Patterns May 12, 2026

How to match a URL with regex

A pattern that handles real-world URLs without becoming a 200-character monster.

The short answer

^https?://[^\s/$.?#].[^\s]*$

This is a simplified version of the well-known Diego Perini URL regex, suitable for general use. Open it in the explainer →

What it matches

https://example.com
http://sub.domain.com/path?query=1
https://example.com:8080/page#anchor
https://user:pass@example.com/path

What it rejects

example.com — no scheme
ftp://example.com — non-HTTP scheme
http:// — no host
http:// example.com — has whitespace

How it works

^: Start of string.
https?: "http" optionally followed by "s".
://: The scheme separator.
[^\s/$.?#]: The first character of the host — anything that's not whitespace, slash, dollar, dot, question, or hash. This rules out URLs like http:///path.
.: One more character.
[^\s]*: Zero or more non-whitespace characters — the rest of the URL.
$: End of string.

If you want all schemes

Drop the https? and accept any scheme:

^[a-zA-Z][a-zA-Z0-9+.-]*://[^\s/$.?#].[^\s]*$

If you want to extract URLs from text

Use without anchors and with the global flag:

const urls = text.match(/https?:\/\/[^\s]+/g);

Or in Python:

urls = re.findall(r"https?://[^\s]+", text)

Gotchas

Trailing punctuation

"Visit https://example.com." — the [^\s]+ grabs the trailing period because it's not whitespace. To exclude common trailing punctuation:

https?://[^\s]+?[^\s.,;:!?)]

Internationalized domain names

The pattern doesn't handle Unicode domain names like https://例え.jp. Most browsers convert these to https://xn--r8jz45g.jp (punycode) when sending, but in raw text they'll fail to match. For Unicode URLs:

^https?://[^\s/$.?#].[^\s]*$/u

(Add the u flag in JS, or use Unicode mode in Python.)
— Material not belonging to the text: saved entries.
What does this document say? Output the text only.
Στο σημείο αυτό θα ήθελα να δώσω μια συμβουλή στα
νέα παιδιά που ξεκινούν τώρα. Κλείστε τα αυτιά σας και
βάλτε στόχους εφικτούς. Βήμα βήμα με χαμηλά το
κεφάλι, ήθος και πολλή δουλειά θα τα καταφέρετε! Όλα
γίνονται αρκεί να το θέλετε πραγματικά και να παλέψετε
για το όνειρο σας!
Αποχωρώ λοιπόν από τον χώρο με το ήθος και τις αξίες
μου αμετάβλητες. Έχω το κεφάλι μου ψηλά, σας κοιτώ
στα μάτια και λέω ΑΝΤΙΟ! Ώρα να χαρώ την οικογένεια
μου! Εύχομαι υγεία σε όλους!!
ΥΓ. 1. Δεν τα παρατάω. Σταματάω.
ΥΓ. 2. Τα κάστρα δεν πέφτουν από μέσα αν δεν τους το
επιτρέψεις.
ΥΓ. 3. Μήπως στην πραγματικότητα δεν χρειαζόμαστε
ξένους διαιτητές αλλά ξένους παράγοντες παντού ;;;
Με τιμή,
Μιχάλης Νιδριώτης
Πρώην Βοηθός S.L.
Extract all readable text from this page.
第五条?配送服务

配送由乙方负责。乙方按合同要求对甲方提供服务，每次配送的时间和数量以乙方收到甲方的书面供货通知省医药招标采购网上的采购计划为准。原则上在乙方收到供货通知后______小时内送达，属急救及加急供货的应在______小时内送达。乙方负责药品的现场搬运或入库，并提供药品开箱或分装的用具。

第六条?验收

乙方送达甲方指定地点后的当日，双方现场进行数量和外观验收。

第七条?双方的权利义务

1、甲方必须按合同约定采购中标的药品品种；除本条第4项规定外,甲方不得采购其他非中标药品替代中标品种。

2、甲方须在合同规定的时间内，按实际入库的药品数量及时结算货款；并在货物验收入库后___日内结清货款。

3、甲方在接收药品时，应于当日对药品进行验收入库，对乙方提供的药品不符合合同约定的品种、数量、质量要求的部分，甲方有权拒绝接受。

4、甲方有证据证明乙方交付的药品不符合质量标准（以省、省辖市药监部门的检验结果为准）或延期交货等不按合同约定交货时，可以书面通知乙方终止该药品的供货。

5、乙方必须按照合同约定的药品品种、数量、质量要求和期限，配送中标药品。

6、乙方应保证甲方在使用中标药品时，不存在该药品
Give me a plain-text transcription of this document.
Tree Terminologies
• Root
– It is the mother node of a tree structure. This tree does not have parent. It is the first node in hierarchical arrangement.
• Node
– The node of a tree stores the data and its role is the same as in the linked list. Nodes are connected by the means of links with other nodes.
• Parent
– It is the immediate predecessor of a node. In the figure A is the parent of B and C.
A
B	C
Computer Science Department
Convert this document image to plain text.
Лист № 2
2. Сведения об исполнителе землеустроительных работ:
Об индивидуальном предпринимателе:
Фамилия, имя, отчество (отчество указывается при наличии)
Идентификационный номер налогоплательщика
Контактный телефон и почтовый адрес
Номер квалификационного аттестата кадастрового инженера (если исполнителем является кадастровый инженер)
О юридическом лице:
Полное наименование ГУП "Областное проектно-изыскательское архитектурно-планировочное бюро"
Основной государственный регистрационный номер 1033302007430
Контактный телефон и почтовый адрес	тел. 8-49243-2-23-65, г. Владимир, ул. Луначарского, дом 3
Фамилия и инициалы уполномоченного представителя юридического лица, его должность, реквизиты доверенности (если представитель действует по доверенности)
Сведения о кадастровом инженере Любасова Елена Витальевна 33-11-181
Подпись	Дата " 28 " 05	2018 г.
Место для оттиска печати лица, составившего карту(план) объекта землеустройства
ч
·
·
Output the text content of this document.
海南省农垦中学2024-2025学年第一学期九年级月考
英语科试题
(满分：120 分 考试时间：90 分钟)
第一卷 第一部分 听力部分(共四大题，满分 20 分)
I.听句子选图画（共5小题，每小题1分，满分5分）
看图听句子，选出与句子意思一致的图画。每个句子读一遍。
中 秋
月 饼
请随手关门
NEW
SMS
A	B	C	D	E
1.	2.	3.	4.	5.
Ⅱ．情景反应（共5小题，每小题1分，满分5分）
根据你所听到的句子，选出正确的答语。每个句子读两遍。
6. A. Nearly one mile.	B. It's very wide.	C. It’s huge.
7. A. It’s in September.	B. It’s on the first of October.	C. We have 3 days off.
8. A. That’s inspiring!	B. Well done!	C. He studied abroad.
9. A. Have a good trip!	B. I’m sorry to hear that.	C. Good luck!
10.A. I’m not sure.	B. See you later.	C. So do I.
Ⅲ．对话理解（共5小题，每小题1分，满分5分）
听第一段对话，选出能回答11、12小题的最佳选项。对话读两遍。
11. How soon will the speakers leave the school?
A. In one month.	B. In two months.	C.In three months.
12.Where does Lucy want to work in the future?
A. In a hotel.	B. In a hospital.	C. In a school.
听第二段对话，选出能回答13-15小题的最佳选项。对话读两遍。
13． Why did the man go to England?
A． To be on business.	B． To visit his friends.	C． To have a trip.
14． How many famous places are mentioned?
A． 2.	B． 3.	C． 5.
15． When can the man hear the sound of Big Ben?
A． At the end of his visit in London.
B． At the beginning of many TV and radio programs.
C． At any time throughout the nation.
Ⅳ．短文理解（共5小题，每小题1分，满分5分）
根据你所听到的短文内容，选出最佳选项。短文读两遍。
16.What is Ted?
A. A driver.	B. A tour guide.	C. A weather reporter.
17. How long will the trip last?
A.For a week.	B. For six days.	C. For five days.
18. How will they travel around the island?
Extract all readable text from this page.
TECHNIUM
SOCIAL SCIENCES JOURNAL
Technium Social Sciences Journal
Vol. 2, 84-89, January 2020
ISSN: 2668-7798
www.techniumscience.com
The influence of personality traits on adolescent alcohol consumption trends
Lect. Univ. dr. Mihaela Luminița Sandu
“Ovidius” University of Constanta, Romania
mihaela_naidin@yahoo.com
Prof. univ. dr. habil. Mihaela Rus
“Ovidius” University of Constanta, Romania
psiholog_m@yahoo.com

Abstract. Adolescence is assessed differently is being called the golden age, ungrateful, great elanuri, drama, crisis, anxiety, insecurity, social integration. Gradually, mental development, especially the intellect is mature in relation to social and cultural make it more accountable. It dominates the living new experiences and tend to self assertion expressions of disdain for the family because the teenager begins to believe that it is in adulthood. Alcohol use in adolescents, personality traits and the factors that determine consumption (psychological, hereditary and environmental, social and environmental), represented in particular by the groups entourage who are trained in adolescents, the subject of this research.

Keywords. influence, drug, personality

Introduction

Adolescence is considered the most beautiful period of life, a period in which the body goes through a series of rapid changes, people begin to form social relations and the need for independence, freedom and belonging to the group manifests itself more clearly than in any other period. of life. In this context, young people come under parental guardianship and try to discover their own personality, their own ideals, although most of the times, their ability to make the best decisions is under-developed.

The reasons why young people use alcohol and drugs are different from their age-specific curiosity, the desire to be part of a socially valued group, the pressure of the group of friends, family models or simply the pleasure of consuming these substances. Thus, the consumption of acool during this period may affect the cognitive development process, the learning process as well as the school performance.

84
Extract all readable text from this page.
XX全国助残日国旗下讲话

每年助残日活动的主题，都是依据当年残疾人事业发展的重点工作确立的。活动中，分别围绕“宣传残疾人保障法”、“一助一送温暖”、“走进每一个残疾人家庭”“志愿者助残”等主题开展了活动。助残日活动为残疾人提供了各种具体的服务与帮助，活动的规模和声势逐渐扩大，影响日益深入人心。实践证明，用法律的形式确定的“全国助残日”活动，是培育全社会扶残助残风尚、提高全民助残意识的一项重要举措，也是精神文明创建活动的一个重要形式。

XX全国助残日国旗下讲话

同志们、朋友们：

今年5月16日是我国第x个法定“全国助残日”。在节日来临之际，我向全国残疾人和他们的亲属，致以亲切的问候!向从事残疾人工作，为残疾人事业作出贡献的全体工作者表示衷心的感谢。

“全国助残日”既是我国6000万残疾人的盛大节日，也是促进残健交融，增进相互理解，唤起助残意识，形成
When to use a URL parser instead

For anything that touches security — URL allowlisting, SSRF prevention, redirect validation — do not rely on regex. Use a real URL parser:

JavaScript: new URL(str)
Python: urllib.parse.urlparse(str)
Java: java.net.URI

Parsers handle edge cases (percent-encoding, port numbers, IPv6 hosts, userinfo) that regex would need 200+ characters to match correctly — and even then would still miss some.

The takeaway

The pattern above is fine for "does this look like an HTTP URL." For programmatic URL handling, parse with a library. For URL extraction from prose, regex is the right tool — just be ready to trim trailing punctuation.